×

Altersheime in der Surselva schliessen Zimmer: «Der Markt ist ausgetrocknet»

Leere Zimmer und völlig ausgelastetes Personal. So sieht die Situation in vielen Altersheimen in der Surselva aus.

Südostschweiz
21.09.23 - 16:08 Uhr
Wirtschaft
Leere Betten: Die Personalsituation in Alters- und Pflegeheimen ist kritisch.
Leere Betten: Die Personalsituation in Alters- und Pflegeheimen ist kritisch.
Bild TV Südostschweiz

Alters- und Pflegeheime in der Surselva sind aufgrund des Personalmangels am Anschlag. Es werden Zimmer geschlossen und Betten leer stehengelassen. Der Fachkräftemangel macht vor allem der Pflegebranche zu schaffen. In den letzten Monaten hat sich die Situation verschärft. Ein Blick in das Altersheim Casa Sogn Martin in Trun zeigt den Ernst der Lage. «Die Nachfrage ist da, aber es fehlt das Personal», sagt Heimleiter Donat Nay gegenüber TV Südostschweiz. 

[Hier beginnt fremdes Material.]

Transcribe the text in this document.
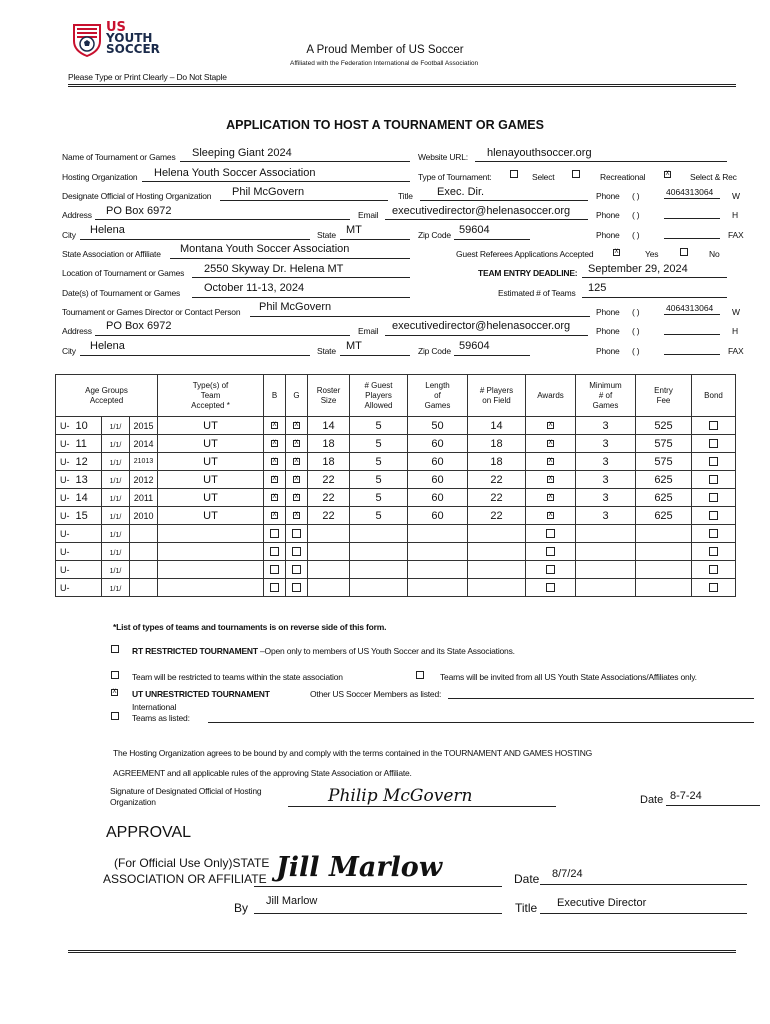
US
YOUTH
SOCCER	A Proud Member of US Soccer
Affiliated with the Federation International de Football Association
Please Type or Print Clearly – Do Not Staple
APPLICATION TO HOST A TOURNAMENT OR GAMES
Name of Tournament or Games Sleeping Giant 2024	Website URL: hlenayouthsoccer.org
Hosting Organization Helena Youth Soccer Association	Type of Tournament:	Select	Recreational	X Select & Rec
Designate Official of Hosting Organization Phil McGovern	Title Exec. Dir.	Phone ( )	4064313064 W
Address PO Box 6972	Email executivedirector@helenasoccer.org	Phone ( )	H
City Helena	State MT	Zip Code 59604	Phone ( )	FAX
State Association or Affiliate Montana Youth Soccer Association	Guest Referees Applications Accepted	X	Yes	No
Location of Tournament or Games 2550 Skyway Dr. Helena MT	TEAM ENTRY DEADLINE: September 29, 2024
Date(s) of Tournament or Games October 11-13, 2024	Estimated # of Teams 125
Tournament or Games Director or Contact Person Phil McGovern	Phone ( )	4064313064 W
Address PO Box 6972	Email executivedirector@helenasoccer.org	Phone ( )	H
City Helena	State MT	Zip Code 59604	Phone ( )	FAX
Age Groups Accepted			Type(s) of Team Accepted *	B	G	Roster Size	# Guest Players Allowed	Length of Games	# Players on Field	Awards	Minimum # of Games	Entry Fee	Bond
U- 10	1/1/	2015	UT	X	X	14	5	50	14	X	3	525	
U- 11	1/1/	2014	UT	X	X	18	5	60	18	X	3	575	
U- 12	1/1/	21013	UT	X	X	18	5	60	18	X	3	575	
U- 13	1/1/	2012	UT	X	X	22	5	60	22	X	3	625	
U- 14	1/1/	2011	UT	X	X	22	5	60	22	X	3	625	
U- 15	1/1/	2010	UT	X	X	22	5	60	22	X	3	625	
U-	1/1/												
U-	1/1/												
U-	1/1/												
U-	1/1/												
*List of types of teams and tournaments is on reverse side of this form.
RT RESTRICTED TOURNAMENT –Open only to members of US Youth Soccer and its State Associations.
Team will be restricted to teams within the state association	Teams will be invited from all US Youth State Associations/Affiliates only.
X UT UNRESTRICTED TOURNAMENT	Other US Soccer Members as listed:
International
Teams as listed:
The Hosting Organization agrees to be bound by and comply with the terms contained in the TOURNAMENT AND GAMES HOSTING
AGREEMENT and all applicable rules of the approving State Association or Affiliate.
Signature of Designated Official of Hosting
Organization	Philip McGovern	Date 8-7-24
APPROVAL
(For Official Use Only)STATE
ASSOCIATION OR AFFILIATE Jill Marlow	Date 8/7/24
By Jill Marlow	Title Executive Director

Das Altersheim in Trun hat seit zwei Monaten sieben unbelegte Betten. Die Aufnahme von neuen Bewohnenden ist nicht möglich. «Wir wollen das bestehende Personal nicht überbelasten», sagt Nay. Die Suche nach qualifiziertem Personal ist schwer. In der Surselva sei man dabei, ein Gesundheitsnetz zu bilden, um die Personalrekrutierung voranzutreiben. «Es handelt sich um ein grosses Projekt, wobei alle Gesundheitsinstitutionen in der Region Surselva unter einem Dach geführt werden sollen», so Nay.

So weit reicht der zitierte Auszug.